Bewell's vivid and convincing depictions of British culture, in London and in the West Indies, are fascinating. They go beyond being mere 'context' for the literary texts on which he also focuses, becoming rich cultural history in their own right. Their total effect is quietly to reshape our notion of colonial discourse. After Bewell's chapters on cholera and yellow fever, it is impossible to treat colonialism as a unified, self-consistent intellectual discourse controlling an Othered East. Bewell reveals a conflicting heterogenous chaos of voices which competed for attention. Colonial disease disturbed scientific categories, undermined certainties and, above all, consistently defied the imperialists' knowledge and control. It was this very power to disturb, Bewell demonstrates, that allowed the radical Coleridge and Shelley to make disease symbolise the imperial guilt and the revenge of the colonized. Romantics, briefly, learnt to use the sicknesses of empire to criticise their nation.

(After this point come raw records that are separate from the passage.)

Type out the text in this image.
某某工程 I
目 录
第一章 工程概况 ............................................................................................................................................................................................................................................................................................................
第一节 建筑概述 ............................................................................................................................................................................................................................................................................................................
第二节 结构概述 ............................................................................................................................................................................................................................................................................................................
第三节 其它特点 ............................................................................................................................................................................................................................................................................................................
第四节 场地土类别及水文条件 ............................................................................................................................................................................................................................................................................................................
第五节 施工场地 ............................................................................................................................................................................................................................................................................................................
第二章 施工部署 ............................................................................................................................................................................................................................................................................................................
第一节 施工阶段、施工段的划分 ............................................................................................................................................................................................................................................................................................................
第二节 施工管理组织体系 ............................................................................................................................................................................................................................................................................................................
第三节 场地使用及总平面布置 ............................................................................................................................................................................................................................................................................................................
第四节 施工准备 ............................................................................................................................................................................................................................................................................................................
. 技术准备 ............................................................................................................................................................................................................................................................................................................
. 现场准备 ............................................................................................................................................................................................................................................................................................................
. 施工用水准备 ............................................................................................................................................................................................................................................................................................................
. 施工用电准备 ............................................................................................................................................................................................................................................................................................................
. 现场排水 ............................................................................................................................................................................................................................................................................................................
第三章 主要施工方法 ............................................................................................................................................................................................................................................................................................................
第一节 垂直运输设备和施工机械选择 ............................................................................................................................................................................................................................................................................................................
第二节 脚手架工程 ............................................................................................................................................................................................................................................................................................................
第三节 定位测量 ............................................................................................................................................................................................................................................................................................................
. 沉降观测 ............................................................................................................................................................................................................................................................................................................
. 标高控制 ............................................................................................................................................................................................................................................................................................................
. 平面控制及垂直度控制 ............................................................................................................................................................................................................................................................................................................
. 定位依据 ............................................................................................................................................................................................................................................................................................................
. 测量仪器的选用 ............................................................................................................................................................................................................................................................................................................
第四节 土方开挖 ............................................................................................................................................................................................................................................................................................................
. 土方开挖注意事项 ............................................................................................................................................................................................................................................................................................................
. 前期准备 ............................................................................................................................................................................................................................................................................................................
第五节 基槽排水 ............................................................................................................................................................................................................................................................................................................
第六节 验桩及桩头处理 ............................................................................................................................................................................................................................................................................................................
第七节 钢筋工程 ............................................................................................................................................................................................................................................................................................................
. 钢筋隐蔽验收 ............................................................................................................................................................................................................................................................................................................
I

If Bewell's cultural history is arresting, some of his literary criticism is startling. He portrays the 'Ancient Mariner' as a dark allegory of colonialism, adding to the reconsideration of the poem in the context of slavery and yellow fever already made by Peter Kitson and by Debbie Lee. Bewell reads 'The Ruined Cottage,' Prometheus Unbound, Confessions of an English Opium-Eater, The Last Man in detail, showing in each case an incisive and tactful ability to reveal the figurative impact of disease in the text, without denying its other elements. As literary criticism, as cultural history, as a redefinition of colonial theory, Bewell's is a groundbreaking book. All of us should ponder its significance for our work.